= Gaspard le Compasseur de Créquy-Montfort Courtivron =

Gaspard le Compasseur de Créquy-Montfort Courtivron (28 February 1715 – 5 October 1785) was a French knight and nobleman who wrote on mechanics, optics and theories of animal disease.

Courtivron was born in Château de Courtivron, Côte-d’Or, France to Jean Le Compasseur, Marquis de Courtivron, advisor to the King and president of the Parliament of Burgundy and his wife of Charlotte de Clermont-Tonnerre. He received some formal education before joining a family regiment in 1730 and saw action at the siege of Philippsbourg. After the campaigns, he then became interested in science particularly that with military applications. He began to study under Alexis-Claude Clairaut. During the War of the Austrian Succession he was injured and he gave up his military career for science. He studied statics and dynamics and came up with the idea that if a system is in static equilibrium, it is in a local minimum of potential energy.
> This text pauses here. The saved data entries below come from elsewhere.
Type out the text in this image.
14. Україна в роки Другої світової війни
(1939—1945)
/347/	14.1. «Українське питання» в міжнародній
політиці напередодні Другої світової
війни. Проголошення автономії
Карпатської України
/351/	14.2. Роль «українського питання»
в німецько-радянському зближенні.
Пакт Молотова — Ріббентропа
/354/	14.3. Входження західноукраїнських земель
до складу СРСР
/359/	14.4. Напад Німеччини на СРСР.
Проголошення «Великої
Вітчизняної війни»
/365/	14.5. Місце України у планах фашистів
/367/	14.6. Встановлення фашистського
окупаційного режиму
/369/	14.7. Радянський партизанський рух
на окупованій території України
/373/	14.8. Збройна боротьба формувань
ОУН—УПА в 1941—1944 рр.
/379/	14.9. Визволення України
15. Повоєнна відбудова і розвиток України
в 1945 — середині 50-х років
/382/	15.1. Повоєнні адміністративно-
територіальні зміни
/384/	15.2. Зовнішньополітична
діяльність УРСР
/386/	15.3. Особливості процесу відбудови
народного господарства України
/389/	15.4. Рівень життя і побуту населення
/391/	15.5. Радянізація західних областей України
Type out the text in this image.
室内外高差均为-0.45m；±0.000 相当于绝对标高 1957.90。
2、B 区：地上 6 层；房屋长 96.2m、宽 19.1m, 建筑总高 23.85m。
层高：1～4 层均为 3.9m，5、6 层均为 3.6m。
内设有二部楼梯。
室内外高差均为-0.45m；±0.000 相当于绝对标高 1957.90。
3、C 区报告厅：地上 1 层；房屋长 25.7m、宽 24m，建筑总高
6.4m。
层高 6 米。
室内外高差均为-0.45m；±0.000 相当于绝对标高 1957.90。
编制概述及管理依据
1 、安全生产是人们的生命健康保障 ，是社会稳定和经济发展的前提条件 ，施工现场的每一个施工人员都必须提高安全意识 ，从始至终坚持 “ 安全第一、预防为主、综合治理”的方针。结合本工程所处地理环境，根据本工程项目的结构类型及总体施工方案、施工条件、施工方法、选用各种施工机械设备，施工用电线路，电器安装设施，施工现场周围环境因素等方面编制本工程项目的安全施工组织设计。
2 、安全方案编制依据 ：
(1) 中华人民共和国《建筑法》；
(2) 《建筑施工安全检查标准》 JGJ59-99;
He also supported Newton's ideas in contrast to Cartesian views on light and wrote on Fermat's principle of least time in optics. In 1744 he was elected to the Royal Academy of Sciences. He encouraged Étienne Jean Boucher to write on forges and foundries, iron and steel making. In 1745 he published on rinderpest outbreaks and their contagiousness and helped outlaw the use of the hides from animals that had died from disease. He retired to his country estate in 1765.